Lawn

Rover in the Clover

Tired of those yellow dog pee spots in your lawn? Do you rush out every time your dog takes a wee and rinse abundantly with water to dilute the urine? 

Well, maybe you just have the wrong type of lawn! 

A clover lawn stays green, no matter how many dogs you have. Photo: http://www.gsheller.com

Try sowing clover. It makes a perfectly nice lawn, needs little mowing, remains green even during drought … and is highly resistant to dog pee. Like, it loves the stuff! 

So, dog owners, the next time you renovate your lawn, why not sow clover instead of lawn grass?

Larry Hodgson is one of Canada’s best-known garden communicators. He has notably been editor-in-chief of HousePlant Magazine, Fleurs, Plantes et Jardins, À Fleur de Pot and Houseplant Forum magazines and is currently the garden correspondent for Le Soleil and radio garden commentator for CKIA-FM Radio. He has written for many garden publications in both the United States and Canada, including Canadian Gardening, Harrowsmith, Horticulture, Fine Gardening and Organic Gardening.
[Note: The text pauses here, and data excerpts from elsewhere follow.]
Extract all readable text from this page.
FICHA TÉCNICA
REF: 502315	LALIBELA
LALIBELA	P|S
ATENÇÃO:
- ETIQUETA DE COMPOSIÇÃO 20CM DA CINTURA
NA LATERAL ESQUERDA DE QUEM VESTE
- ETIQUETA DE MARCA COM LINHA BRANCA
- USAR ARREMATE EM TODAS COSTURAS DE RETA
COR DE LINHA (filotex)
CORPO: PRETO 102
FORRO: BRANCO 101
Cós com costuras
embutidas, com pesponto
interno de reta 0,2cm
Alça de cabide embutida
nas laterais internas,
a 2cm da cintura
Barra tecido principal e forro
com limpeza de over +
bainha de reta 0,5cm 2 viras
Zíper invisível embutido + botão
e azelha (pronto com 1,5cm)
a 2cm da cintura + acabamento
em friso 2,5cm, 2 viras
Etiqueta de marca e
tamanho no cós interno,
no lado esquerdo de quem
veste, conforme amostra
He also speaks frequently to horticultural groups throughout Canada and the U.S. His book credits include The Garden Lover’s Guide to Canada, Complete Guide to Houseplants, Making the Most of Shade, Perennials for Every Purpose, Annuals for Every Purpose, and Houseplants for Dummies, as well as nearly 60 other titles in English and French. He is a past president of the Garden Writers Association (now Garden Communicators International) and the winner of the prestigious 2006 Garden Media Promoter Award offered by the Perennial Plant Association. He resides in Quebec City, Quebec, Canada.

6 comments on “Rover in the Clover

  1. Good advice and a chuckle – win/win. 🙂

  2. Ha! This stuff is rad. It gets used as a cover crop, but would make a good temporary lawn if only it wold be allowed to stay. Unfortunately, it never got popular here in California, probably because it want just as much water in summer as turf grass wants, and is likely to get bald spots after hot weather.

    • Definitely more a crop for cool climates.

      • The heat is not very bad here. The aridity, which makes the heat more tolerable for us, is the problem for clover, which prefers more humidity while warm.

      • It is nice while it lasts though. It is used as a cover crop, and is sometimes too pretty to till under.